I have looked at some code/tutorials (tutorial: 1 and 2) for implementing a GAN in Keras.
Both do batch training as follows:
for epoch in range(epochs):
# ---------------------
# Train Discriminator
# ---------------------
# Select a random batch of images
# Generate a batch of new images
# Train the discriminator
# ---------------------
# Train Generator
# ---------------------
In the above code (taken from line 92 in (2)), they loop over all epochs, but then for each epoch, only train on one batch. As I understand, for each epoch, we should train on many batches; so that we go through the whole dataset. For example, if we have 100 samples and a batch size of 10, then for each epoch, we train on 10 batches of size 10. Why is it that in this code, they only train on a single batch for each epoch? Sorry if this is a basic question; I am quite new to machine learning.
When you do GAN there are few things that change from normal neural network training.
Your input data evolves through time. The artificial images from the Generator network change at each update of the weights in the network.
You have to train both networks simultaneously. It is pointless to train the discriminator on a lot of data, if you then update the generator. Because this changes the data distribution from which the discriminator learns. For this reason you might want to update both networks frequently.

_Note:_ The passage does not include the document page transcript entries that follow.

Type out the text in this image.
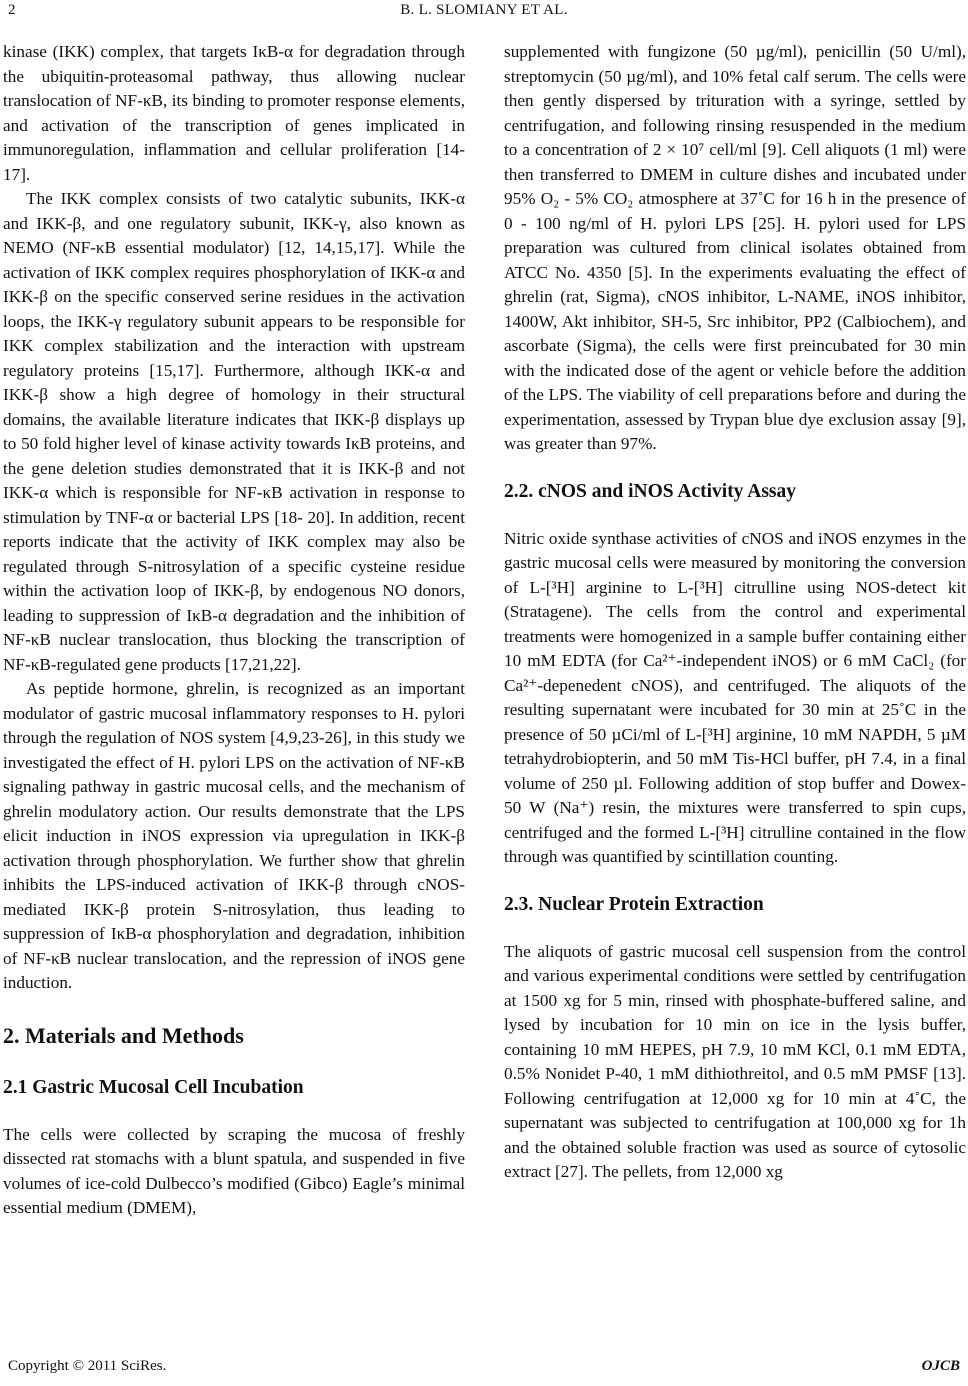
2	B. L. SLOMIANY ET AL.

kinase (IKK) complex, that targets IκB-α for degradation through the ubiquitin-proteasomal pathway, thus allowing nuclear translocation of NF-κB, its binding to promoter response elements, and activation of the transcription of genes implicated in immunoregulation, inflammation and cellular proliferation [14-17].

The IKK complex consists of two catalytic subunits, IKK-α and IKK-β, and one regulatory subunit, IKK-γ, also known as NEMO (NF-κB essential modulator) [12, 14,15,17]. While the activation of IKK complex requires phosphorylation of IKK-α and IKK-β on the specific conserved serine residues in the activation loops, the IKK-γ regulatory subunit appears to be responsible for IKK complex stabilization and the interaction with upstream regulatory proteins [15,17]. Furthermore, although IKK-α and IKK-β show a high degree of homology in their structural domains, the available literature indicates that IKK-β displays up to 50 fold higher level of kinase activity towards IκB proteins, and the gene deletion studies demonstrated that it is IKK-β and not IKK-α which is responsible for NF-κB activation in response to stimulation by TNF-α or bacterial LPS [18- 20]. In addition, recent reports indicate that the activity of IKK complex may also be regulated through S-nitrosylation of a specific cysteine residue within the activation loop of IKK-β, by endogenous NO donors, leading to suppression of IκB-α degradation and the inhibition of NF-κB nuclear translocation, thus blocking the transcription of NF-κB-regulated gene products [17,21,22].

As peptide hormone, ghrelin, is recognized as an important modulator of gastric mucosal inflammatory responses to H. pylori through the regulation of NOS system [4,9,23-26], in this study we investigated the effect of H. pylori LPS on the activation of NF-κB signaling pathway in gastric mucosal cells, and the mechanism of ghrelin modulatory action. Our results demonstrate that the LPS elicit induction in iNOS expression via upregulation in IKK-β activation through phosphorylation. We further show that ghrelin inhibits the LPS-induced activation of IKK-β through cNOS-mediated IKK-β protein S-nitrosylation, thus leading to suppression of IκB-α phosphorylation and degradation, inhibition of NF-κB nuclear translocation, and the repression of iNOS gene induction.

2. Materials and Methods
2.1 Gastric Mucosal Cell Incubation

The cells were collected by scraping the mucosa of freshly dissected rat stomachs with a blunt spatula, and suspended in five volumes of ice-cold Dulbecco’s modified (Gibco) Eagle’s minimal essential medium (DMEM),

supplemented with fungizone (50 µg/ml), penicillin (50 U/ml), streptomycin (50 µg/ml), and 10% fetal calf serum. The cells were then gently dispersed by trituration with a syringe, settled by centrifugation, and following rinsing resuspended in the medium to a concentration of 2 × 10⁷ cell/ml [9]. Cell aliquots (1 ml) were then transferred to DMEM in culture dishes and incubated under 95% O₂ - 5% CO₂ atmosphere at 37˚C for 16 h in the presence of 0 - 100 ng/ml of H. pylori LPS [25]. H. pylori used for LPS preparation was cultured from clinical isolates obtained from ATCC No. 4350 [5]. In the experiments evaluating the effect of ghrelin (rat, Sigma), cNOS inhibitor, L-NAME, iNOS inhibitor, 1400W, Akt inhibitor, SH-5, Src inhibitor, PP2 (Calbiochem), and ascorbate (Sigma), the cells were first preincubated for 30 min with the indicated dose of the agent or vehicle before the addition of the LPS. The viability of cell preparations before and during the experimentation, assessed by Trypan blue dye exclusion assay [9], was greater than 97%.

2.2. cNOS and iNOS Activity Assay

Nitric oxide synthase activities of cNOS and iNOS enzymes in the gastric mucosal cells were measured by monitoring the conversion of L-[³H] arginine to L-[³H] citrulline using NOS-detect kit (Stratagene). The cells from the control and experimental treatments were homogenized in a sample buffer containing either 10 mM EDTA (for Ca²⁺-independent iNOS) or 6 mM CaCl₂ (for Ca²⁺-depenedent cNOS), and centrifuged. The aliquots of the resulting supernatant were incubated for 30 min at 25˚C in the presence of 50 µCi/ml of L-[³H] arginine, 10 mM NAPDH, 5 µM tetrahydrobiopterin, and 50 mM Tis-HCl buffer, pH 7.4, in a final volume of 250 µl. Following addition of stop buffer and Dowex-50 W (Na⁺) resin, the mixtures were transferred to spin cups, centrifuged and the formed L-[³H] citrulline contained in the flow through was quantified by scintillation counting.

2.3. Nuclear Protein Extraction

The aliquots of gastric mucosal cell suspension from the control and various experimental conditions were settled by centrifugation at 1500 xg for 5 min, rinsed with phosphate-buffered saline, and lysed by incubation for 10 min on ice in the lysis buffer, containing 10 mM HEPES, pH 7.9, 10 mM KCl, 0.1 mM EDTA, 0.5% Nonidet P-40, 1 mM dithiothreitol, and 0.5 mM PMSF [13]. Following centrifugation at 12,000 xg for 10 min at 4˚C, the supernatant was subjected to centrifugation at 100,000 xg for 1h and the obtained soluble fraction was used as source of cytosolic extract [27]. The pellets, from 12,000 xg

Copyright © 2011 SciRes.	OJCB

So it can be preferred to make updates of both networks each batch.
I don't know why they call this update an epoch, I guess you could disagree with the naming. But remember that epoch and batch have a meaning when the training data is fixed. In this case it is not, so maybe they just call it epoch because they lack of a better word.
I saw a sample of code (too big to paste here) where the author used model.train_on_batch(in, out) instead of model.fit(in, out). The official documentation of Keras says:
Single gradient update over one batch of samples.
But I don't get it. Is it the same as fit(), but instead of doing many feed-forward and backprop steps, it does it once? Or am I wrong?
Yes, train_on_batch trains using a single batch only and once.
While fit trains many batches for many epochs. (Each batch causes an update in weights).
The idea of using train_on_batch is probably to do more things yourself between each batch.
It is used when we want to understand and do some custom changes after each batch training.
A more precide use case is with the GANs.
You have to update discriminator but during update the GAN network you have to keep the discriminator untrainable. so you first train the discriminator and then train the gan keeping discriminator untrainable.
see this for more understanding:
https://medium.com/datadriveninvestor/generative-adversarial-network-gan-using-keras-ce1c05cfdfd3
The method fit of the model train the model for one pass through the data you gave it, however because of the limitations in memory (especially GPU memory), we can't train on a big number of samples at once, so we need to divide this data into small piece called mini-batches (or just batchs). The methode fit of keras models will do this data dividing for you and pass through all the data you gave it.
However, sometimes we need more complicated training procedure we want for example to randomly select new samples to put in the batch buffer each epoch (e.g. GAN training and Siamese CNNs training ...), in this cases we don't use the fancy an simple fit method but instead we use the train_on_batch method. To use this methode we generate a batch of inputs and a batch of outputs(labels) in each iteration and pass it to this method and it will train the model on the whole samples in the batch at once and gives us the loss and other metrics calculated with respect to the batch samples.